Estimated wallclock: 1-2 hours next session.
### Candidate L — Move to H-E kernel-side investigation
Pivot to kernel-side ftrace, hantro source-read, possibly local kernel patches. Substantially heavier; aligns with the original iter5 Candidate B (kernel work) that user rejected at iter5b open.
Estimated wallclock: multi-session.
### Candidate M — Park Bug 6, pick a different bug
Phase 3 narrowing established Bug 6 is a kernel-side partial-write issue, not a quick backend fix. Drop iter6 from Bug 6, switch to:
- **Bug 4** (H.264 inter race-loss) — also kernel-related, but the iter4 prior work touched H.264 backend extensively so backend instrumentation is more familiar.

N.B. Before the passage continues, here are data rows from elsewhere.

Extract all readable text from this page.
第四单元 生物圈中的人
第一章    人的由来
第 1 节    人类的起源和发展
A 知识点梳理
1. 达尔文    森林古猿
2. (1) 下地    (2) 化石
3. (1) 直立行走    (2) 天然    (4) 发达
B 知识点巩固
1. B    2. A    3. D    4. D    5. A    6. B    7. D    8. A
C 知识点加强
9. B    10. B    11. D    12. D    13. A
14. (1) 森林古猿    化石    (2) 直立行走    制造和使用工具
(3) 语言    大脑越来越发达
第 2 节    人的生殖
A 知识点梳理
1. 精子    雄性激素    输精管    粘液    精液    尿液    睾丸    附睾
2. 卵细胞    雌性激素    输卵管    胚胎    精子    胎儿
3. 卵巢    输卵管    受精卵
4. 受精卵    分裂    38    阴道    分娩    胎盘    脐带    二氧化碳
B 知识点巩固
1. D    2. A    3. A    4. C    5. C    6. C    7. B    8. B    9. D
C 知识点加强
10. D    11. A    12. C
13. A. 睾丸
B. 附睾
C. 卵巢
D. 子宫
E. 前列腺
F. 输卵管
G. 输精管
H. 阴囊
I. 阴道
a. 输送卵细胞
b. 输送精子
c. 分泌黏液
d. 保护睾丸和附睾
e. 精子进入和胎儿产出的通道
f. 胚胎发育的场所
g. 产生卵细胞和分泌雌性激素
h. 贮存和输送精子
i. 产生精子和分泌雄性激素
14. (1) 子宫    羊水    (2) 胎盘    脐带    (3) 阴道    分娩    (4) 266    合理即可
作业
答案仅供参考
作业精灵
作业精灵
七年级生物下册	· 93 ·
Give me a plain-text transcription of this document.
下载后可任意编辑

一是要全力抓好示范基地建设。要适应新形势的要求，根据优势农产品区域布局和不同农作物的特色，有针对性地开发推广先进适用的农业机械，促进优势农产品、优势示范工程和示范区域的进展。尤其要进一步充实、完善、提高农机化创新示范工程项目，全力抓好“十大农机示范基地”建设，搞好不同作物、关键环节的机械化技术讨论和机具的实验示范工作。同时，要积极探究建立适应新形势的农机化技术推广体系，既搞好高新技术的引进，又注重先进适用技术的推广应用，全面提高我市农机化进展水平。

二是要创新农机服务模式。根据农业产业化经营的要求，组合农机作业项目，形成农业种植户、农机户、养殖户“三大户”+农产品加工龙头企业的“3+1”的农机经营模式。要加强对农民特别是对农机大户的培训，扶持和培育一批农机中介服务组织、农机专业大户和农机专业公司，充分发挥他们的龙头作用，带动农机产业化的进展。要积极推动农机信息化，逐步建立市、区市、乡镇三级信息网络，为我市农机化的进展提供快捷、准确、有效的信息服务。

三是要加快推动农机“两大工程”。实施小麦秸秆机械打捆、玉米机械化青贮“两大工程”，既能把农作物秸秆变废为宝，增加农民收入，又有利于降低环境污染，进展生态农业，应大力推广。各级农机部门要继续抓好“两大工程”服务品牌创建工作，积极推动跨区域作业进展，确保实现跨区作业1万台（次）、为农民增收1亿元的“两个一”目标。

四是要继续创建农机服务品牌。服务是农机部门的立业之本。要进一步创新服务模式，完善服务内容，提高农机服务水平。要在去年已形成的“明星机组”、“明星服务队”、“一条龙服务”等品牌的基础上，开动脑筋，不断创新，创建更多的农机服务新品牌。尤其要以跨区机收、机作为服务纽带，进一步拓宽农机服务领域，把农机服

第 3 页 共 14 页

- **Bug 5** (HEVC DQBUF FLAG_ERROR) — pre-existing kernel rejection; diff strace of libva vs kdirect HEVC.
- **iter4-B1** (auto-detect device discrimination) — pure backend, ~100 LOC.
### Candidate N — Document Bug 6 partial root cause, close iter6 PARTIAL
iter6 closes with: "Bug 6 narrowed but kernel-side, deferred to iter7+. iter6's Phase 3 work establishes H-A/B/C are NOT Bug 6's cause; H-D/E remain. Substrate state unchanged; no regression introduced."
iter6 hands off Bugs 4/5/6 to iter7+. Memory updates for the iter6 lesson on transitive-proof partial-coverage.
## Decision point
This is a user-decision point. Phase 3 has done its narrowing job. Bug 6's actual fix is either:
- 1-2 hours more empirical work (Candidate K — likely productive)
- Multi-session kernel-side work (Candidate L)
- Pivot to a different bug (Candidate M)
- Close iter6 partial and document (Candidate N)
## Substrate state at iter6 Phase 3 close
- Fork tip `70196f8` (iter5b-β + Commit D). Unchanged.
- Backend installed SHA `2c6ff82cbdc156ff8910d0c7fe58e75eeecdfd6e6a1caabb049c8adf43a098b8`. Phase 3 diagnostic instrumentation reverted.
- Kernel `7.0.0-fresnel-fourier`. Unchanged.
- Phase 3 artifacts at fresnel `/tmp/iter5b_p7v2/`, `/tmp/iter6_slice_libva_*.bin`, `/tmp/vp8_raw.bin`. Plus `/tmp/vp8_libva_traces/` and `/tmp/vp8_kdirect_traces/` on noether (strace captures + extract scripts).